El rey le suplicó que abriese; pero ella dijo que no abriría hasta que le
trajesen las tres cosas que había perdido por el camino.
–No
hay más remedio, José –le dijo el rey–, sino que tú, que sabes las que son,
vayas por ellas, y si no las traes, te mando ahorcar.
El
pobre José se fue muy afligido a contárselo al caballito blanco, el que le
dijo:
–No
te apures; monta sobre mí, y vamos a buscarlas.
Pusiéronse
en camino y llegaron al hormigal.
–¿Quisieras
tener el afrecho? –preguntó el caballo.
–¿No
había de querer? –contestó José.
–Pues
llama a las hormiguitas y diles que te lo traigan, que si aquel se ha
desperdigado, te traerán el que han sacado de los panes de munición, que no
habrá sido poco.
Y
así sucedió; las hormiguitas, agradecidas a él, acudieron, y le pusieron
delante un montón de afrecho.
–¿Lo
ves –dijo el caballito– cómo el que hace bien, tarde o temprano recoge el
fruto?
Llegaron
al árbol al que había echado Bella-Flor su pañuelo, el que ondeaba como un
banderín en una rama de las más altas.
–¿Cómo
he de coger yo ese pañuelo –dijo José–, si para eso se necesitaría la escala de
Jacob?
–No
te apures –respondió el caballito blanco–; llama al águila que libertaste de
las redes del cazador, y ella te lo cogerá.
Y
así sucedió.

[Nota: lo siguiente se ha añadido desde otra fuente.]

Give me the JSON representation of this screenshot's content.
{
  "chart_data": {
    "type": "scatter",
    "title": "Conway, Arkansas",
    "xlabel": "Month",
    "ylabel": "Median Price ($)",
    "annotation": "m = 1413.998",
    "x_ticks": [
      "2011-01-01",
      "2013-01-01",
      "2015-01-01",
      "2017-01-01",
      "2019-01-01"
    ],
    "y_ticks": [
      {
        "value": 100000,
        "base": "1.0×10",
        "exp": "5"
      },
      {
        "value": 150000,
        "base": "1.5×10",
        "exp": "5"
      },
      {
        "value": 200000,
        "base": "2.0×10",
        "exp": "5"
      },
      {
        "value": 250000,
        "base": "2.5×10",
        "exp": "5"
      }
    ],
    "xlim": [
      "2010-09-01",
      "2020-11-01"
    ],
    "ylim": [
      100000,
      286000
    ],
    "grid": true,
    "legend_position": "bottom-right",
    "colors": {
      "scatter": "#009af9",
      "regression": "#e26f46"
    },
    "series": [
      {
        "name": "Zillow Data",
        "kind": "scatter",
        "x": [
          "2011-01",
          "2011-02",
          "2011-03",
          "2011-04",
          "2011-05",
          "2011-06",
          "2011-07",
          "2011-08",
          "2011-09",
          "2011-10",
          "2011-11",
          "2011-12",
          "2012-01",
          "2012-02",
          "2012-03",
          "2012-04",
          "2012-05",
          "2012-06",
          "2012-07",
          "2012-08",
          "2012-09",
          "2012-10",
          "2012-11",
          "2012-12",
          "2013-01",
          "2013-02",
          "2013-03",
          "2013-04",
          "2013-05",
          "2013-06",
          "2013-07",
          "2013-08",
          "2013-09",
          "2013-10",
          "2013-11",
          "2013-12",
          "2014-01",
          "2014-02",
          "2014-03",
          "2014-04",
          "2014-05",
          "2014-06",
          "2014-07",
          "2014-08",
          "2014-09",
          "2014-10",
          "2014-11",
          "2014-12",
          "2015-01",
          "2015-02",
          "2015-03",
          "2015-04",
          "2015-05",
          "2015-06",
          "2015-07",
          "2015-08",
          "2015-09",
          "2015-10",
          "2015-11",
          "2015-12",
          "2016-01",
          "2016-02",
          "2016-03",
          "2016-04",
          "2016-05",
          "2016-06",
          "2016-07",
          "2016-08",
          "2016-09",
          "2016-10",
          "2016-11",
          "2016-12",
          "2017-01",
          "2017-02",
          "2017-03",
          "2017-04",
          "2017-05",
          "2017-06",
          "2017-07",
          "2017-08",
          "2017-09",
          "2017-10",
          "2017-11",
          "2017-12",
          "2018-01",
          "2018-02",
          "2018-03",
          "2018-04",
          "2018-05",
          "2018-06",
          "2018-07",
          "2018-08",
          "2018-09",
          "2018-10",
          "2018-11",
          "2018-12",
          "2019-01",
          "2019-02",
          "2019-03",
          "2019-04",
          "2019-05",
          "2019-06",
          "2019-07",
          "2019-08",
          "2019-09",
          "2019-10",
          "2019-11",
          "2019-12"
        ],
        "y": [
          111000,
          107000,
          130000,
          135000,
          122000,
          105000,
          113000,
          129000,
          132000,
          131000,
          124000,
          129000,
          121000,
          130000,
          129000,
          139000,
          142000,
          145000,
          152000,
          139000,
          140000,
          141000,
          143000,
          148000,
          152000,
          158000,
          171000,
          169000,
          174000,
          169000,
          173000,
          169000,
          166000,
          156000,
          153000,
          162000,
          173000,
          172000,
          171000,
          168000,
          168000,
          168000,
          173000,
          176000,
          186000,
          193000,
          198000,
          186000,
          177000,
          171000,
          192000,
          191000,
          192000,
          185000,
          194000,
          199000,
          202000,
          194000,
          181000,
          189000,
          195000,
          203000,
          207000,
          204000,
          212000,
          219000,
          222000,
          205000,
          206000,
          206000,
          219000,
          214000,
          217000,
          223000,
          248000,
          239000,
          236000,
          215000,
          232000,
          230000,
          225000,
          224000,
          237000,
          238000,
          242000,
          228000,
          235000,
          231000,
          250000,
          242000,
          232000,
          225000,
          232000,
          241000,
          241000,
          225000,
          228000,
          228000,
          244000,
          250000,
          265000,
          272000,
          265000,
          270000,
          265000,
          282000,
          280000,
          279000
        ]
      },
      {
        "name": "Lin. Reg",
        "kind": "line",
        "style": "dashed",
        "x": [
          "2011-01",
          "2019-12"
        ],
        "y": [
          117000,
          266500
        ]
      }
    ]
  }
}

Llegó el águila, cogió con su pico el pañuelo, y se lo entregó a
José.
Llegaron
al río, que venía muy turbio.
–¿Cómo
he de sacar esa sortija del fondo de este río hondo, cuando ni se ve, ni se
sabe el sitio en que Bella-Flor la echó? –dijo José.
–No
te apures –respondió el caballito–; llama al pececito que salvaste, que él te
la sacará.
Y
así sucedió, y el pececito se zambulló y salió tan contento, meneando la cola,
con el anillo en la boca.
Volviose,
pues, José muy contento al palacio; pero cuando le llevaron las prendas a Bella-Flor,
dijo que no abriría ni saldría de su encierro mientras no friesen en aceite al
pícaro que la había robado de su palacio.
El
rey fue tan cruel, que se lo prometió, y dijo a José que no tenía más remedio
que morir frito en aceite.
José
se fue muy afligido a la cuadra y contó al caballo blanco lo que le pasaba.
–No
te apures –le dijo el caballito–; móntate sobre mí, correré mucho y sudaré;
úntate tu cuerpo con mi sudor, y déjate confiado echar en la caldera, que no te
sucederá nada.
Y
así sucedió todo; y cuando salió de la caldera, salió hecho un mancebo tan
bello y gallardo, que todos quedaron asombrados, y más que nadie Bella-Flor,
que se enamoró de él.
Entonces
el rey, que era viejo y feo, al ver lo que le había sucedido a José, creyendo
que a él le sucediese otro tanto, y que entonces se enamoraría de él Bella-Flor,
se echó en la caldera y se hizo un chicharrón.
Todos
entonces proclamaron por rey al chambelán, que se casó con Bella-Flor.
Cuando
fue a darle gracias por sus buenos servicios al que todo se lo debía, al
caballito blanco, este le dijo:
–Yo
soy el alma de aquel infeliz en cuya ayuda, enfermedad y entierro gastaste
cuanto tenías, y al verte tan apurado y en peligro, he pedido a Dios permiso
para poder, a mi vez, acudir en tu ayuda y pagarte tus beneficios. Por eso te
he dicho y te lo vuelvo a decir, de que nunca te canses de hacer bien.